Whether they still make sense is a good question.
The statistics say they don't really make sense to a lot of Australians.
If you look at the stores that are going well these days, many of them are specialists, like Swedish clothing retailer H&M.
(This is also true if you look at the retailers Mr Lew already owns. They include Just Jeans, which does casual clothing, and also Smiggle, which specialises in stationery.)
There is one very successful department store in Australia however. Its name is Kmart.
Kmart is killing it with a strategy based almost entirely on own-brand items - the opposite of Myer's branded concessions strategy.
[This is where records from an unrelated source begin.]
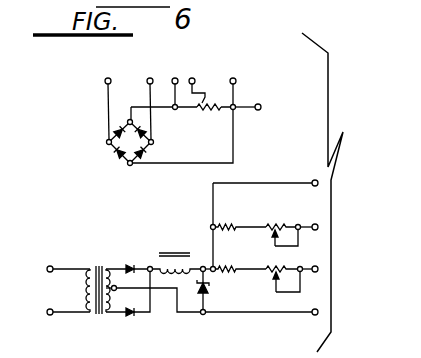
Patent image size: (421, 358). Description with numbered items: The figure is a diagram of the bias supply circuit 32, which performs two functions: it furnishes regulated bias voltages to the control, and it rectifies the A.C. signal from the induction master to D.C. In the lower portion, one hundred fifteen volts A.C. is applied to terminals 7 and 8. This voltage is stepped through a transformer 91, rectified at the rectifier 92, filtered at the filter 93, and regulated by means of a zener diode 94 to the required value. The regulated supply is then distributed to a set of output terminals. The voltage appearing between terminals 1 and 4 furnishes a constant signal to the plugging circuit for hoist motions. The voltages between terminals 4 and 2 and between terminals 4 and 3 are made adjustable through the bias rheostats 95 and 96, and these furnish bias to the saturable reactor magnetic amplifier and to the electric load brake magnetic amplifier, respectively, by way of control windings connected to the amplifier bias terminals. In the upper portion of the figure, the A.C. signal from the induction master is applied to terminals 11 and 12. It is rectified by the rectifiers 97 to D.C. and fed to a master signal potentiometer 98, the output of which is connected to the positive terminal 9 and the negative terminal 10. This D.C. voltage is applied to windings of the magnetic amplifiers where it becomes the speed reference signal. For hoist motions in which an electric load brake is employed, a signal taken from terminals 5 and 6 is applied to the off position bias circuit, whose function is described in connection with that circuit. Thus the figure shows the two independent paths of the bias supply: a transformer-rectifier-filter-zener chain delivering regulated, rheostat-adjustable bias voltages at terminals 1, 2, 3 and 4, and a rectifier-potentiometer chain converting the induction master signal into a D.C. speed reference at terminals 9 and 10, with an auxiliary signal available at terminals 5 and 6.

The terminal 1 is at (320, 183).
The terminal 2 is at (315, 227).
The terminal 3 is at (316, 269).
The terminal 4 is at (267, 312).
The terminal 5 is at (175, 85).
The terminal 6 is at (255, 107).
The terminal 7 is at (61, 269).
The terminal 8 is at (61, 312).
The positive terminal 9 is at (196, 82).
The negative terminal 10 is at (237, 83).
The terminal 11 is at (111, 100).
The terminal 12 is at (152, 100).
The bias supply circuit 32 is at (84, 213).
The transformer 91 is at (98, 264).
The rectifier 92 is at (136, 271).
The filter 93 is at (173, 249).
The zener diode 94 is at (208, 296).
The bias rheostat 95 is at (284, 224).
The bias rheostat 96 is at (280, 264).
The rectifiers 97 is at (111, 150).
The master signal potentiometer 98 is at (211, 101).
If you only look at Myer's rising profit, you could get the impression all is well. But in fact, total sales fell 0.6 per cent and when you cancel out the effect of closing a few stores and opening others, you're left with sales growth of just 0.3%. That's below population growth and below economic growth.
Myer split off from Coles in 2006 and joined the sharemarket on its own two feet in 2009. Since then its share price has collapsed. If you invested $100 in Myer on day one, you'd around $30 left.
David Jones was on an only slightly better trajectory when it was bought out by South African retail giant Woolworths (no relation to our one) in 2014.
One problem Myer and David Jones have is each other. Perhaps there is room for one big successful up-market department store chain in Australia. But two?
Up-market department stores did better in the 2000s when the economy was thriving.
They rely on people who have some spare money and are shopping partly for leisure.
Most Aussies - even the ones who earn lots of money - don't feel they have spare cash these days. We buy from Aldi and Kmart now, that is, when we're not sourcing cheap stuff online.
And let's not even start on department stores websites. They often seem worried that if they offer things online nobody will come into the stores, so they sabotage their own sites. And anyway, if your store is full of concessions, won't people go to that brand's own website to buy the stuff?
There's just not a lot going on for the department store concept right now. And the future could be worse.
THE 'STAY AT HOME' ECONOMY
Often, America shows Australia a glimpse of its future. Trends over there are slightly ahead of where they are here
The American economy has been described as a "stay at home" economy. Grocery delivery is easy on Amazon. Netflix brings you your movies. Takeaway is easier to get than ever via UberEats. Facebook means you can check in with your friend without physically seeing them. And you can even get legal marijuana deliveries in California.
In related news, Amazon is the second biggest retailer in America (behind discounter Walmart), and department store failures are now endemic.
Macy's is shutting down hundreds of stores. JC Penney's is shutting down hundreds of stores. Sears says it could go bankrupt any moment. Hundreds of malls that relied on those big department stores are going broke too.
If that's a glimpse of Australia's future, Mr Lew might wake up one day soon and find he wasted his money on Myer.